Flugzeugabschuss über der Ukraine: Der letzte Flug von MH17

Am Donnerstag um 16.20 Uhr Ortszeit verschwand die Passagiermaschine vom Radar. Wenig später meldeten die Separatisten einen Flugzeugabschuss.

Gedenkveranstaltung in Petaling Jaya, Malaysia. Bild: dpa

BERLIN taz | Malaysia Airlines Flug MH17 von Amsterdam-Schiphol nach Kuala Lumpur hob am Donnerstag mit leichter Verspätung ab, um 12.14 Uhr statt 12 Uhr. An Bord: 298 Menschen, davon 283 Passagiere. Die im Internet gespeicherten Radaraufzeichnungen zeigen eine Flugroute nach Osten, quer durch Deutschland, Polen und schließlich südöstlich in den Luftraum der Ukraine. Die letzte registrierte Position, geloggt um 15.20 Uhr (16.20 Ortszeit), ist Breitengrad 48,0887 und Längengrad 38,6359, in 33.000 Fuß (10.000 Meter) Höhe – genau über der Horkogostraße in der ostukrainischen Kleinstadt Pelahiiwka östlich von Donezk. Noch wenige Minuten, und das Flugzeug hätte russischen Luftraum erreicht.
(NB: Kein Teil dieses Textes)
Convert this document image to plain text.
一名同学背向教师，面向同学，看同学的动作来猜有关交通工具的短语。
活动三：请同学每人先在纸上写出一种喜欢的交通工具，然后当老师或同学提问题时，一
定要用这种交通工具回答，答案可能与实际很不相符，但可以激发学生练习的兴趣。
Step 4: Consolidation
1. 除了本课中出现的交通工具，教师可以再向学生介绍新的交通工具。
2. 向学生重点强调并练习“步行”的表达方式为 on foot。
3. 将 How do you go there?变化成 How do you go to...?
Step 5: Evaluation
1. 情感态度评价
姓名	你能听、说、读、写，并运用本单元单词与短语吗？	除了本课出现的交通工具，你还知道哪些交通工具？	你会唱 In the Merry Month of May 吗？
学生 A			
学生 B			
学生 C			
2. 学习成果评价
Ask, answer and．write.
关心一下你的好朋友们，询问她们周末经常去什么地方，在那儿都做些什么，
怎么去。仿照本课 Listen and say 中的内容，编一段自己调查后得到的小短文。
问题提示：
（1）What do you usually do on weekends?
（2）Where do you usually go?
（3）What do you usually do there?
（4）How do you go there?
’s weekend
Stattdessen ging zwei Stunden später die Eilmeldung um die Welt: Malaysisches Flugzeug über der Ostukraine abgestürzt.

Etwa zehn Minuten nach dem letzten Signal des Flugzeugs hatten den ostukrainischen Separatisten nahestehende Internetmedien den Abschuss einer Antonow-Transportmaschine des Typs AN-26 des ukrainischen Militärs gemeldet. „Gerade haben wir ein AN-26-Flugzeug abgeschossen“, berichtete Igor Strelkow, der „Verteidigungsminister“ der Separatisten, auf einem russischen sozialen Netzwerk. „Die Trümmer liegen hinter dem Kohleschacht Progress. Wir haben ja gewarnt: Fliegt nicht durch unseren Himmel.“

Es gibt außerdem ein Handyvideo, das den Absturz von MH17 zeigen soll und mittlerweile von den ukrainischen Behörden verbreitet worden ist. Mehrere Männer telefonieren in einem Dorf. „Ich habe gerade gesehen, wie ein Flugzeug abgeschossen wurde. Wir können sehen, wie Teile herunterfallen. Es ist hinter dem Progress-Schacht“, sagt einer. „Ich hörte einen Knall und wusste nicht, was es ist“, antwortet ein anderer.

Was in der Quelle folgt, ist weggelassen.